Part of this inconsistency is due to the fact there are several different laws that govern censorship. Two laws in particular—NCPO orders 97/2014 and 3/2015, relate directly to the news media and are responsible for widespread self-censorship. In the digital space, the key tool is The Computer Crimes Act. This was the law used to arrest the twelve residents who shared information about the Kao Tao rape case.

But Thailand now has a new, more powerful censorship tool that brings it closer to the Chinese model. A new the Cybersecurity Act passed last week, notably ahead of planned elections, gives Thailand’s National Cybersecurity Committee (NCSC) sweeping powers to question individuals and enter private property without a court order in case of actual or even anticipated “serious cyber threats”. The NSC will be able to monitor and access the private data of citizens and seize data and equipment without a court order in “emergency cases”.

The new law dramatically increases the power of the state to further police digital content by mandating social media platforms to delete content at the government’s request. It will also allow for censorship on disturbingly vague criteria like being “against public order or good morals of the people.”

“The [law] provides an overly broad ground for authorities in Thailand to arbitrarily enforce censorship of vaguely defined offenses,” said Sunai Phasuk, senior researcher for Thailand in Human Rights Watch’s Asia division. “The precedent of interpretation by authorities that are neither judicial nor independent from the executive has troubling implications for human rights reporting.”

No one is certain if China played any role in the bill’s drafting. In nearby Vietnam, a new and draconian cybersecurity law has been directly linked to meetings with Chinese officials. There is evidence that China is playing some role in Thailand too, as Freedom House documented Thailand as one of the countries where government officials underwent training sessions in China.

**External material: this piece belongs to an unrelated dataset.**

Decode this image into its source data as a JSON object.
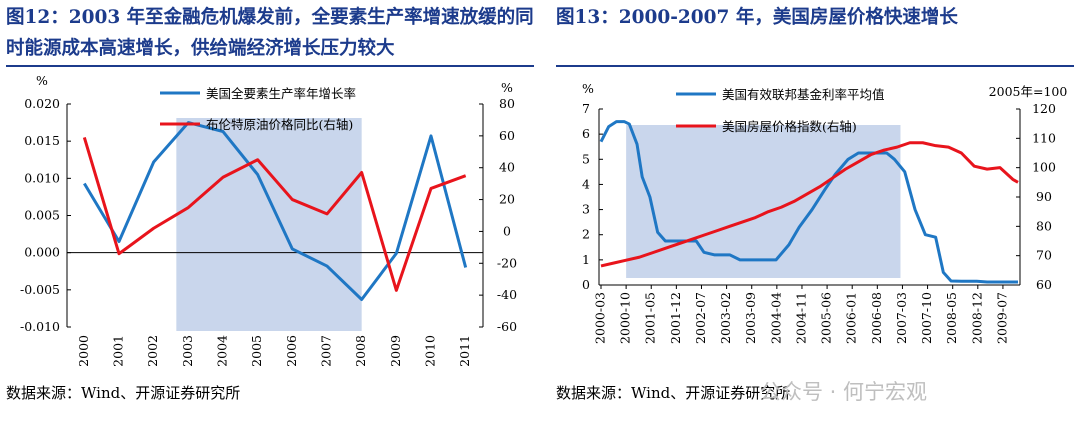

In another development, Thailand recently launched a Huawei Technologies 5G test bed in the Thai military government’s $45 billion economic project near Bangkok. The test bed is Huawei’s first in Southeast Asia. The U.S. has urged its allies to prevent the world’s top producer of telecoms equipment from building next-generation mobile networks over fears that China could use the digital infrastructure for purposes of espionage. Huawei says the concerns are unfounded; Nokia, Ericsson and a number of Thai telecoms operators are also operating 5G labs at the site.

Observers are also worried that China could also have a wider influence on media in Thailand. The country is a regional hub for outlets such as Reuters and the Associated Press, along with the regional offices of a number of NGOs, including Human Rights Watch and Amnesty International, many of whom have reported stories or released reports critical of China’s human rights record.

“As the economic relationship gets closer between two countries, especially when the non Chinese country is fairly authoritarian, the Chinese government is very good at using that to crack down on dissenting voices in the country,” said Cook.

The biggest test of Thailand’s new attitude to censorship will take place in the run-up to the elections on March 24th. While some are skeptical that this date will be adhered to, or that the elections will be fair, everyone agrees that there will be more censorship of the traditional media and online posts under the new cybersecurity law.

“I hope that Thailand has an election as soon as possible,” said Anantasin. “If we don’t have any election, or if the military tries to rig the election, the censorship will become worse.”